Configuring High Availability

This chapter contains the following sections:

High Availability Overview

ESC supports High Availability (HA) in the form of a Primary and Standby model. Two ESC instances are deployed in the network to prevent ESC failure and provide ESC service with minimum service interruption. If the primary ESC instance fails, the standby instance automatically takes over the ESC services. ESC HA resolves the following single point failures:
  • Network failures

  • Power failures

  • Dead VM instance

  • Scheduled downtime

  • Hardware issues

  • Internal application failures

How High Availability Works

ESC HA network can be either set up as a single installation of a ESC HA pair or deployed as two standalone ESC nodes that are converted into HA pair after re-configuring these nodes post deployment. A HA deployment consists of two ESC instances: a primary and a standby. Under normal circumstances, the primary ESC instance provides the service. The corresponding standby instance is passive. The standby instance is in constant communication with the primary instance and monitors the primary instances' status. If the primary ESC instance fails, the standby instance automatically takes over the ESC services to provide ESC service with minimum interruption.

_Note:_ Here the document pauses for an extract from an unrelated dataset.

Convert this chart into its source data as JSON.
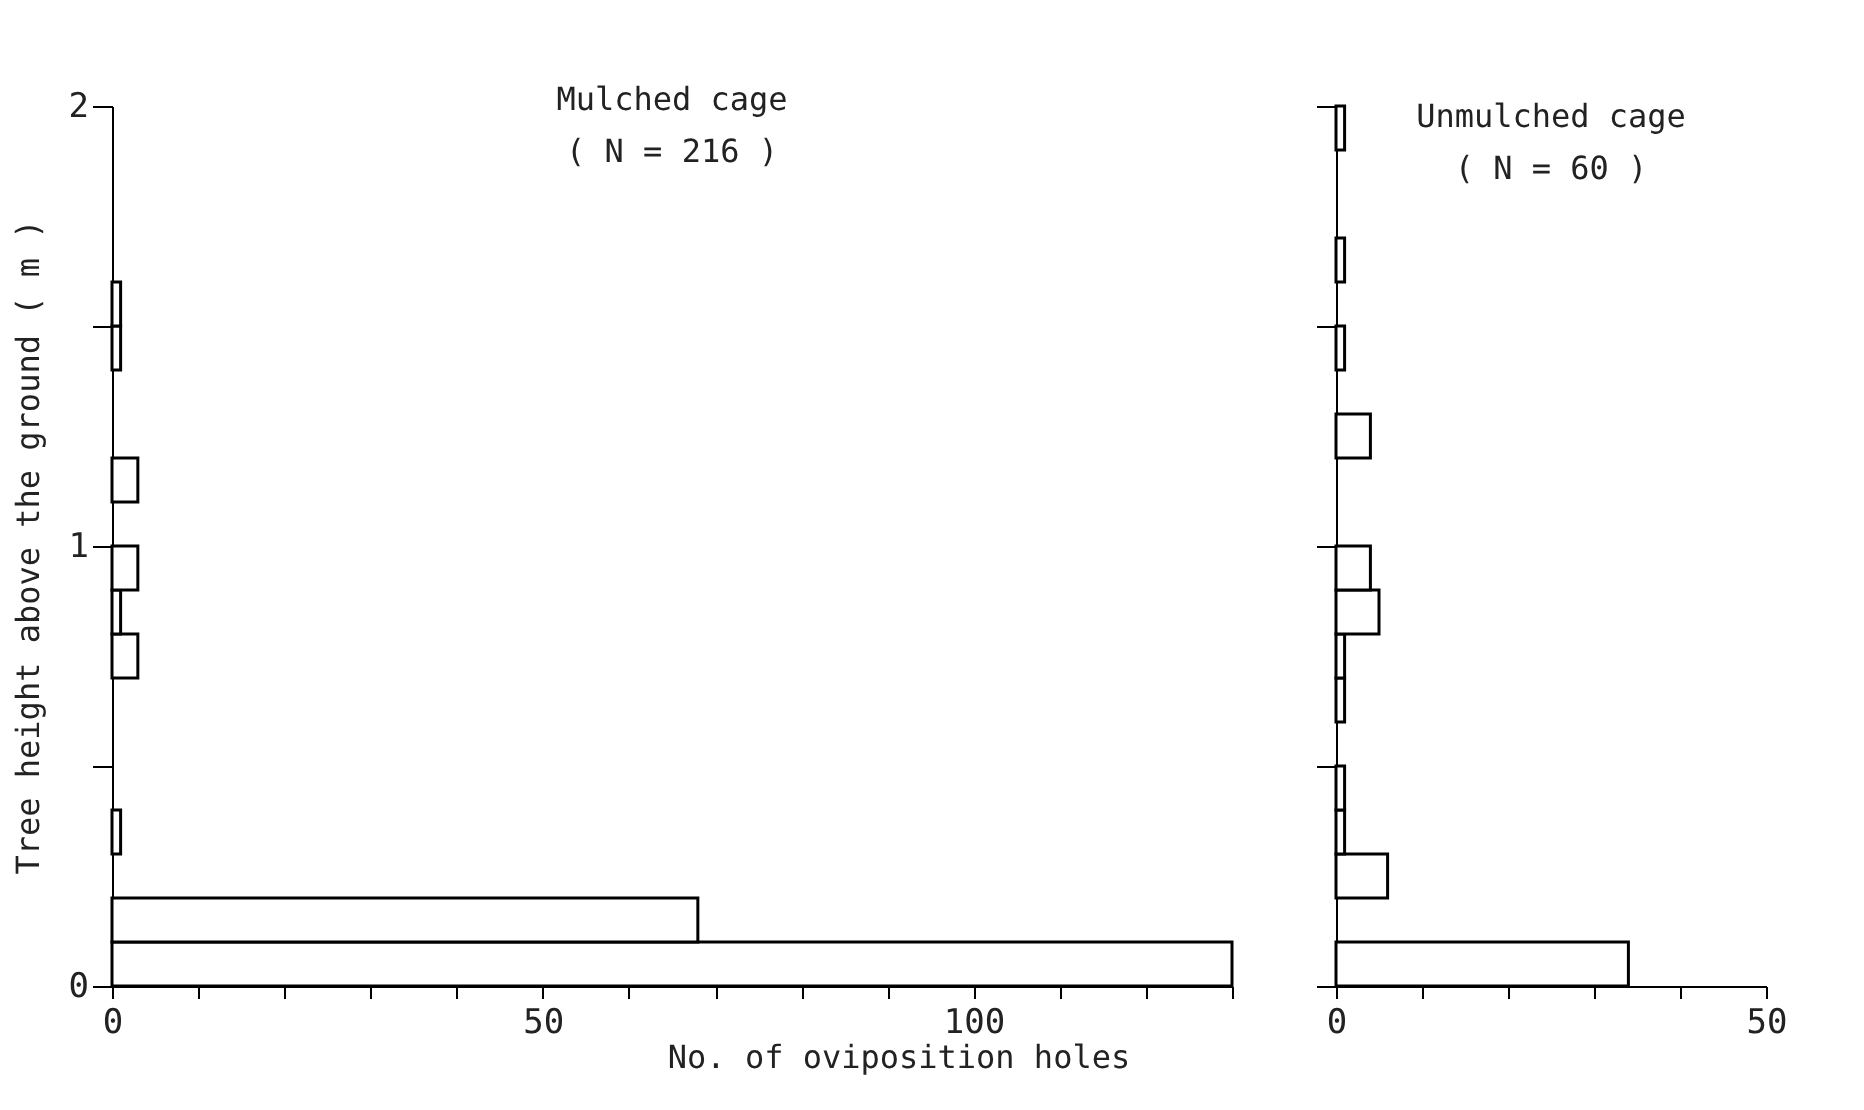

The standby also has a complete copy of the database of the primary, but it does not actively manage the network until the primary instance fails. The KeepAliveD service monitors both primary and standby instances activity status. When the primary instance fails, the standby takes over automatically. The standby instance takes over primary instance to manage the services while primary instance restoration is taking place.

When the failed instance is restored, if required you can manually initiate a switch-over and resume network management via the primary instance.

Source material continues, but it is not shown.